O escritor Guimarães Rosa tem um poema fantástico que carrego comigo para as situações difíceis. Em um dos versos ele diz que a vida quer da gente coragem. Coragem para agir, e coragem para falar sobre temas sensíveis que possam desagradar o establishment.

A história do Spock

Corria o ano de 2015 e eu prestava serviços de controle de gatos de colônia para um clube da capital paulista. Era um trabalho difícil pois se tratava de debelar um foco de esporotricose. Parte da colônia estava infectada. Um dos gatos era um macho amarelo de porte grande e temperamento muito forte, que eu apelidei de Spock. Logo após capturar, entreguei no setor de epidemiologia do CCZ de São Paulo. Tratava-se de um animal asselvajado ou feral, como comumente as protetoras se referem a esse tipo de comportamento de gato de rua.

Sete meses depois eu fui chamado para retirar o gato do orgão da Prefeitura. O Spock estava curado! Do CCZ fui direto para o clube devolver o Spock para a colônia. Eu estava feliz e com sentimento de dever cumprido. O Spock estava curado da esporotricose, castrado, vacinado contra raiva e marcado na orelha direita. Tinha dado tudo certo.

Infelizmente não. Algumas semanas depois da devolução o gato estava cheio de feridas pelo corpo. Não consegui capturar pela segunda vez o Spock. Forte, rápido, arredio, asselvajado e agora com medo de armadilha, não foi possível contê-lo dentro de algum equipamento, ele não deixou. Por duas madrugadas eu vi seus olhos brilharem no escuro da floresta. Eu implorei para o Altíssimo me permitir colocá-lo dentro de uma armadilha novamente. Mas isso não aconteceu.
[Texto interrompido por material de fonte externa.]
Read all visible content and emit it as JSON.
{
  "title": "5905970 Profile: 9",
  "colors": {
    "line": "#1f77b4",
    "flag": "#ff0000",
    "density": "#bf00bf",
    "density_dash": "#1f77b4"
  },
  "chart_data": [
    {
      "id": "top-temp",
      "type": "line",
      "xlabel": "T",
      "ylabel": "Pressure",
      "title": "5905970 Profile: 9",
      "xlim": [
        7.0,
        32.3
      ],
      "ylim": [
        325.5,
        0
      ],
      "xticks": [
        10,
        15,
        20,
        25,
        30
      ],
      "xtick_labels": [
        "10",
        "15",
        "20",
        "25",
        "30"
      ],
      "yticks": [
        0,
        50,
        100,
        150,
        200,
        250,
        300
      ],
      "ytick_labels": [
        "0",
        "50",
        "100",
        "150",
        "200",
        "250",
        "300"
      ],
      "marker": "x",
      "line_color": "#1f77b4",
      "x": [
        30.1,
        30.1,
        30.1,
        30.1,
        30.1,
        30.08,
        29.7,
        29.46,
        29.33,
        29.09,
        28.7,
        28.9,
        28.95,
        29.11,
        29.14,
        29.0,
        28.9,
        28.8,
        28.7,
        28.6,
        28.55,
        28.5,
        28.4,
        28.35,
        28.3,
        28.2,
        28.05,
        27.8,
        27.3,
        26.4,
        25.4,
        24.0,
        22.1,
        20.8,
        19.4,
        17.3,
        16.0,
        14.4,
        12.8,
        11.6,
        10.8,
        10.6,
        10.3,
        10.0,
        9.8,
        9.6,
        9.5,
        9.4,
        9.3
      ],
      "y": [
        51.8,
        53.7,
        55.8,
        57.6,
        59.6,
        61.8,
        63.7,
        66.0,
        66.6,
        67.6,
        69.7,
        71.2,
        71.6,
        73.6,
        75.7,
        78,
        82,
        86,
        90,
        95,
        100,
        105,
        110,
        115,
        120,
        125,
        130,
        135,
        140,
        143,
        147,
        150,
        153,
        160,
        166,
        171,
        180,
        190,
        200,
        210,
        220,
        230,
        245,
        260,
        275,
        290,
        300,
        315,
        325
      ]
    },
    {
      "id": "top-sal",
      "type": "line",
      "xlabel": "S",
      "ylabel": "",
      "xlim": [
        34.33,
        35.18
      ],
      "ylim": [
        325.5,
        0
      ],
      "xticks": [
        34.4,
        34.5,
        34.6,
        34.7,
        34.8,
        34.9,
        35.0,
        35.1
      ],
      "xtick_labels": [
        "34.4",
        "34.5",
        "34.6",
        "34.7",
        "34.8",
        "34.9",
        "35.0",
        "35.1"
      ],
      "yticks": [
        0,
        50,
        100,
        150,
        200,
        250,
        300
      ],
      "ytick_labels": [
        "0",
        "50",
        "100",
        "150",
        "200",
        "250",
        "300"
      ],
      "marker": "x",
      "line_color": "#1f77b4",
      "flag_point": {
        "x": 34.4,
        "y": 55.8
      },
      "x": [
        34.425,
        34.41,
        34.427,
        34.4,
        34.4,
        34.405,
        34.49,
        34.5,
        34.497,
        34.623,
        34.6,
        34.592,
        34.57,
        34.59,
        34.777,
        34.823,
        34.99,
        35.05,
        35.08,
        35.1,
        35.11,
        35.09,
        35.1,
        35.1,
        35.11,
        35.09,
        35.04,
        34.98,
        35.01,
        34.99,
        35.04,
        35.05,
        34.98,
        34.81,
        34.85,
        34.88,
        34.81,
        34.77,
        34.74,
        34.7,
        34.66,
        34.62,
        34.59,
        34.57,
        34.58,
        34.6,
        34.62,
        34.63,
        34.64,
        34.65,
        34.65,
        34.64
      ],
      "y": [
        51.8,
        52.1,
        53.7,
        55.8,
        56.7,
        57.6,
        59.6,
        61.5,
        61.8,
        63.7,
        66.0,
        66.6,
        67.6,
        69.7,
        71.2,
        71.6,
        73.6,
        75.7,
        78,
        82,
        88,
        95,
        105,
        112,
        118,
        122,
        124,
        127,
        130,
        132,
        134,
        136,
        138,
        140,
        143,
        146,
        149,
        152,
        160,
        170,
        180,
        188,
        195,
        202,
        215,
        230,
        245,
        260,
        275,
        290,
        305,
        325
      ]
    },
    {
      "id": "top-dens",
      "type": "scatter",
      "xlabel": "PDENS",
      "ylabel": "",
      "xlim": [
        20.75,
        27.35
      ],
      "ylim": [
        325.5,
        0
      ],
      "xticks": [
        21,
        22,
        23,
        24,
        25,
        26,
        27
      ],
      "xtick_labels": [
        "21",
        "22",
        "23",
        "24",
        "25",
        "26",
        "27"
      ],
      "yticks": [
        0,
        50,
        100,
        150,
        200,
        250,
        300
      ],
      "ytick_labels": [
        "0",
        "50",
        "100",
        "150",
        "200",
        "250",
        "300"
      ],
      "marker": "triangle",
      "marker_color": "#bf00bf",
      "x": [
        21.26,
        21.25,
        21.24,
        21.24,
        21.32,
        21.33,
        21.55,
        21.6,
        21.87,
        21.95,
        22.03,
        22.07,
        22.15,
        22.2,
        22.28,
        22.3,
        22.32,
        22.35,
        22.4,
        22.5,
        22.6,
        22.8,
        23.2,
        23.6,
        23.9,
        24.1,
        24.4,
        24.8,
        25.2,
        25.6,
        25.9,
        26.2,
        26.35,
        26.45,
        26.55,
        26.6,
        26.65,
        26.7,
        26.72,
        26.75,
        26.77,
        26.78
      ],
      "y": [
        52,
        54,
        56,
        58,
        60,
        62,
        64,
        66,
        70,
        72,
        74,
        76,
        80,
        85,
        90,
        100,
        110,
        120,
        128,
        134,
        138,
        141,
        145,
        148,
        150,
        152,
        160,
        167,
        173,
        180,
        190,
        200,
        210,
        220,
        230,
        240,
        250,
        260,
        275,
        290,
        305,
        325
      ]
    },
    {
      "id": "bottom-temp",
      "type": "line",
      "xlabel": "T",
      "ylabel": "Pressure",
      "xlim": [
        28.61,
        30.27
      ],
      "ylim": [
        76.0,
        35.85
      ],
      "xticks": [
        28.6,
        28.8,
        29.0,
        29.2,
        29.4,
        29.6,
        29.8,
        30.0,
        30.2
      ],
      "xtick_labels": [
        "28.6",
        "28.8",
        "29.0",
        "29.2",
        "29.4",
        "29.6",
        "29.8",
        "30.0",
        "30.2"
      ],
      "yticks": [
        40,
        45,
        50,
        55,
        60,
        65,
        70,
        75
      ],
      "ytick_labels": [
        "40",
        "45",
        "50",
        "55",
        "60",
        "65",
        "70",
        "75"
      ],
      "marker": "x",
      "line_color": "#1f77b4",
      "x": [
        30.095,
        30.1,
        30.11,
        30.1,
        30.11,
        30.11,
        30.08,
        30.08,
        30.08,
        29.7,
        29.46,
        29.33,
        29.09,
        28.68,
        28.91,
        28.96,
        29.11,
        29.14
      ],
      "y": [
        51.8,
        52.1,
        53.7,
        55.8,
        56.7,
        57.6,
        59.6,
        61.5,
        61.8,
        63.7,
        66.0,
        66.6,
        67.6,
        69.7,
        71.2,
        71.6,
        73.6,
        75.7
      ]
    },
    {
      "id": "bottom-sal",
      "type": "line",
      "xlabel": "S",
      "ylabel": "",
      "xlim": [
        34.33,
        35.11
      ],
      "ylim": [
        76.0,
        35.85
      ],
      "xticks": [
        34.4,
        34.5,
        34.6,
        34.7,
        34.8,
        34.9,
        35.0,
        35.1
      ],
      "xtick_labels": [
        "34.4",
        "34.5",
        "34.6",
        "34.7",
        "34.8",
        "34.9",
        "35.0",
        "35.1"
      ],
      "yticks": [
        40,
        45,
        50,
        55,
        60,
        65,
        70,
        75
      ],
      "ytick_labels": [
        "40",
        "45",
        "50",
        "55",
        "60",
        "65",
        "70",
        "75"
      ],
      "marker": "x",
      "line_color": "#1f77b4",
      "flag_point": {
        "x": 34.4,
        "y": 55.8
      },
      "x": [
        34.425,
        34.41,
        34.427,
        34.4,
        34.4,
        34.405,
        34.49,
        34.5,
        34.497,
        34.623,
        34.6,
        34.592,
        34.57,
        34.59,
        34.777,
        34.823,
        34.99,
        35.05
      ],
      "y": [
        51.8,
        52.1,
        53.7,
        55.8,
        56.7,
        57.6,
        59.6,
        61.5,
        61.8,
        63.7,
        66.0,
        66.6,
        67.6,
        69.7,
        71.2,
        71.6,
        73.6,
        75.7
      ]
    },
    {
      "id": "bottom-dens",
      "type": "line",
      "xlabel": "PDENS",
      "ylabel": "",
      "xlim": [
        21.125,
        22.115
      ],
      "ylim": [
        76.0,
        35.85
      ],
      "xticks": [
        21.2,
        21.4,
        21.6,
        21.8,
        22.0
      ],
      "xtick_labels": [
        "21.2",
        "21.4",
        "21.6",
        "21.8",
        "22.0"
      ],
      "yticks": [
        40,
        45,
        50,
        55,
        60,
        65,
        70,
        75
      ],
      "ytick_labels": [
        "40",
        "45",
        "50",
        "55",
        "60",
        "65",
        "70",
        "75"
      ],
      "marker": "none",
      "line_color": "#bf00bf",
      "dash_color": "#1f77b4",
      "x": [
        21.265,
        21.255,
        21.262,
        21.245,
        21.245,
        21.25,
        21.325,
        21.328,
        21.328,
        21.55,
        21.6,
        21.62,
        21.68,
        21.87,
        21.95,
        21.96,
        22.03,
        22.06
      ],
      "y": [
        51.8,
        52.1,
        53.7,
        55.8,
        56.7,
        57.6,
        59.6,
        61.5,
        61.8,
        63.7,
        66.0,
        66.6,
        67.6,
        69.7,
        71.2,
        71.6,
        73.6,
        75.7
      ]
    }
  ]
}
O Spock teve uma morte lenta e dolorosa. Um dia ele saiu do contato visual dos funcionários do clube e eu fui avisado. Encontrei-o em estado de decomposição. Seu corpo foi destinado para a cremação. A lição amarga que ele deixou nunca foi esquecida, e desde então todo gato asselvajado que eu capturo, e que é diagnosticado com esporotricose, recebe um tratamento indolor para aliviar seu sofrimento.

O procedimento misericordioso é feito respeitando todos os padrões humanitários que se aplicam a situação limite. A eutanásia é um ato de misericórdia.

Creio que não seja necessário explicar que gatos com o comportamento agressivo do Spock não têm perfil para frequentar feiras de adoção, especialmente se tiverem um histórico de doença zoonótica.

Creio também que não seja necessário explicar que gatos com o comportamento agressivo não devem receber o castigo de viver em jaula de ONG ou abrigo.

Mas se for necessário defenderei meu ponto de vista diante de qualquer pessoa ou entidade.